La visión de la vivencia urbana y del mundo contemporáneo que recorre los poemas de este libro es sin duda de una crudeza demoledora. Junto al horror de la violencia citadina se suceden escenas referidas a la guerra, a Afganistán y al hambre de los niños africanos. Sin embargo, paradójicamente, a partir de ella lo que se postula realmente es una ética aleccionadora. Una ética tallada en piedra, como si de eso tratara la escritura de cada poema. Una ética mineral, deudora de la rigidez del diamante y del oro, piedras preciosas, también obsesivas en su escritura. Una apuesta que busca salvarse, como nos lo hace saber en el poema “después de leer una encíclica” de “la voluntad del óxido” y “del residuo fiel de la bauxita”. Consciente, en su “anhelo por las ciudades odiadas”, de que “el agradecimiento” le “será prohibido” (“del diario de los árboles”) el hablante lírico convoca a pájaros, poetas, escritores e intelectuales de diversos ámbitos, así como a algunas figuras bíblicas, en tanto destinatarios privilegiados de su prédica y reclamo de salvación. En las páginas de este libro, como en anteriores poemarios de Romero, ellos harán las veces de custodios de lo sagrado. En esta tarea conotos y azulejos se alternan con un amplio catálogo de hombres de letras e ideas, más con el propósito de rendirles tributo que de acudir al dato intertextual. Entre ellos encontramos a Montejo, Cadenas, Pantin, Pessoa, Auden, Gonzalo Rojas, Paul Muldoon, Czeslaw Milosz, Ungaretti, Breton, Costafreda, San Juan de la Cruz, Blanca Varela, Gamoneda, Simone Weil, Paul Auster, John Venn, William James, Jean Cohen o Jürgen Habermas. Lo propio sucederá con algunas figuras de la tradición religiosa judeo cristiana, siempre presentes en una suerte de atmosfera reverencial, donde se conjuga lo profano y lo divino. Así encontraremos al padre que “no llegó a ser cristo”, a la mujer que “ha soñado con ser abraham” o “el monte testigo de las manos de moisés”.

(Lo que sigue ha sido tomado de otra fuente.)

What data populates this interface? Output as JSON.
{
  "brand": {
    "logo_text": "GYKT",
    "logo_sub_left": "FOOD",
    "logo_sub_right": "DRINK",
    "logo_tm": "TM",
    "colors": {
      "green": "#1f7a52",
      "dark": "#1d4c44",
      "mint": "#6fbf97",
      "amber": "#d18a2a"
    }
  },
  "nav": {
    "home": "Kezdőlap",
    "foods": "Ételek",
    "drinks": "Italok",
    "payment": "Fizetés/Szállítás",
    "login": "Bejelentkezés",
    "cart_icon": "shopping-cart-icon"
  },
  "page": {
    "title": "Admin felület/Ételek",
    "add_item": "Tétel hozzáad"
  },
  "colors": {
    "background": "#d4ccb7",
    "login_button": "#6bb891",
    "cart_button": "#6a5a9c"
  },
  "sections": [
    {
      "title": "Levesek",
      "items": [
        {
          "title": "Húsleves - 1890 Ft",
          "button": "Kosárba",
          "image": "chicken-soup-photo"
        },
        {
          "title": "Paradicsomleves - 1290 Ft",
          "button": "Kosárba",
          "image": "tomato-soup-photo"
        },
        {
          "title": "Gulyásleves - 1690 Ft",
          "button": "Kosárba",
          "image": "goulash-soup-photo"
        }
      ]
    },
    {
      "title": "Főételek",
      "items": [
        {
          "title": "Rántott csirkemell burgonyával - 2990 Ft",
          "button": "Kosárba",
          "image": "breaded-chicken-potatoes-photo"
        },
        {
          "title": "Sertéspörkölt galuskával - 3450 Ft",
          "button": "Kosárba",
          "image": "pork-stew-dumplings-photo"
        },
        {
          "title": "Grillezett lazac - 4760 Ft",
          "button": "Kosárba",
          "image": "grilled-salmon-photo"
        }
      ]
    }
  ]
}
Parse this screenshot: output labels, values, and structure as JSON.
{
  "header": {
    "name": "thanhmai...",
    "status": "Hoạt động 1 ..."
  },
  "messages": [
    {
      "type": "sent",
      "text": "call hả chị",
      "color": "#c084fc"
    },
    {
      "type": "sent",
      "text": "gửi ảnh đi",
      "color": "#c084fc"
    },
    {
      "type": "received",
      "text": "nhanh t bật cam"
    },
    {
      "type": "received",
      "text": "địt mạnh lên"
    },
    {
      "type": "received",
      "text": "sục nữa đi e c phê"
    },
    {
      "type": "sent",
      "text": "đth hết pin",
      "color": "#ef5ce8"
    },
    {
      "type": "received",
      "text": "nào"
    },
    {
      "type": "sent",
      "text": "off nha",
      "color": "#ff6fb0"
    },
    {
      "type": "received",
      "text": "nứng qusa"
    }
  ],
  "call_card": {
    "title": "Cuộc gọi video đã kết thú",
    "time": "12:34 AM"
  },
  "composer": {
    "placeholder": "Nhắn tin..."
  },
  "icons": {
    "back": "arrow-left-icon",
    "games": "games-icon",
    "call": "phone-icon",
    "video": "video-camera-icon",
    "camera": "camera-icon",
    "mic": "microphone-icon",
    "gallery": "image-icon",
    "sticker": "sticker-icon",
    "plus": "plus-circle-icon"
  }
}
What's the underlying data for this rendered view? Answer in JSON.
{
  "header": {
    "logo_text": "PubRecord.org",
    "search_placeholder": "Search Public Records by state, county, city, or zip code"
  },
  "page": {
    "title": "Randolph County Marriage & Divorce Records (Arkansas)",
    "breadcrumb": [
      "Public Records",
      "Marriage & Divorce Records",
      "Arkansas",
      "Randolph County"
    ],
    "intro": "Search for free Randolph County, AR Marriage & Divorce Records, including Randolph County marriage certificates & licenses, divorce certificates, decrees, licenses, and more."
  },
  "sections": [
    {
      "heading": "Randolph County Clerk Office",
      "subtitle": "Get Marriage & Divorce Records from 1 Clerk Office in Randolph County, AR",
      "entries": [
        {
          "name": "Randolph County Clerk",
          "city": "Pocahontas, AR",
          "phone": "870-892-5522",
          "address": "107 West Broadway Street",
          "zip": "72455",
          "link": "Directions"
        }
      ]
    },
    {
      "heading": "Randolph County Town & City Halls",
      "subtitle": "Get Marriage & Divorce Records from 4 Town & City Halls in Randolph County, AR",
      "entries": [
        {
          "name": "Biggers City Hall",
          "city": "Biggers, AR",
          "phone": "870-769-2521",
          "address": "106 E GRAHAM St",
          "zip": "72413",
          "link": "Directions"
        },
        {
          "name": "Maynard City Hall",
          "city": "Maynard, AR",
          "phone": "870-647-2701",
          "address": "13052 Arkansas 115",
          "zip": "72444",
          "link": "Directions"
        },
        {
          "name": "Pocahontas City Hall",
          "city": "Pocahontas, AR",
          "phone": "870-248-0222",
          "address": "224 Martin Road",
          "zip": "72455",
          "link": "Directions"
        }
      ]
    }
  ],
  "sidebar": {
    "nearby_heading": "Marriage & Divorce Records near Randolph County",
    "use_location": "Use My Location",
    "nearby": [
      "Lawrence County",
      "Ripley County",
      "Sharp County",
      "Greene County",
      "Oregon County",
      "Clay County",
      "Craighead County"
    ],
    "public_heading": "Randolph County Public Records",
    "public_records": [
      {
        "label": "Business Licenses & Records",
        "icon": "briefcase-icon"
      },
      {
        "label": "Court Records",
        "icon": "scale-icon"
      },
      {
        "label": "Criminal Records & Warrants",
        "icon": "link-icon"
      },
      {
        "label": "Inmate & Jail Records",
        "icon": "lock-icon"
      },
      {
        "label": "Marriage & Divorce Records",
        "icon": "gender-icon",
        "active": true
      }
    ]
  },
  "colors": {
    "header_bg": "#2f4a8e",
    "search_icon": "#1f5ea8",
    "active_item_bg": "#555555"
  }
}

En el último verso del único poema donde aparece la palabra Dios en este libro. La única palabra que admite mayúsculas en él, encontramos una afirmación enigmática, que quizás a la luz de la exploración de algunos de los elementos que hemos venido señalando adquiere plena significación. Romero nos dice que “una calle sin religión no celebra sus minerales”. Allí se conjugan la experiencia citadina, la búsqueda de una verdad espiritual que convoque lo sagrado y el reconocimiento de una materia primigenia y firme, sobre la cual construir o en la cual encontrar lo permanente. De tal modo, de todo esto cabría decir que el verdadero propósito que se esconde tras esta poética, presuntamente demoledora, es uno, más bien, contradictoriamente celebratorio, pues el afán destructivo tiene como único deseo encontrar una verdad más firme y duradera: una verdad de dureza mineral. Una certeza que se erija desde la convicción espiritual, a contramano de la efímera apariencia de los días, que hurgue y resquebraje las rendijas de la vida citadina en procura del reencuentro con la experiencia poética, aquélla originaria de la que nos hablara Octavio Paz o esa última religión mencionada por Wallace Stevens y referida, tantas veces, por nuestro entrañable Eugenio Montejo. Pues quizás, en última instancia, cada poema en este libro no aspira a otra cosa que a ser vía de reencuentro con lo sagrado, a constituirse en salmo o en silenciosa oración.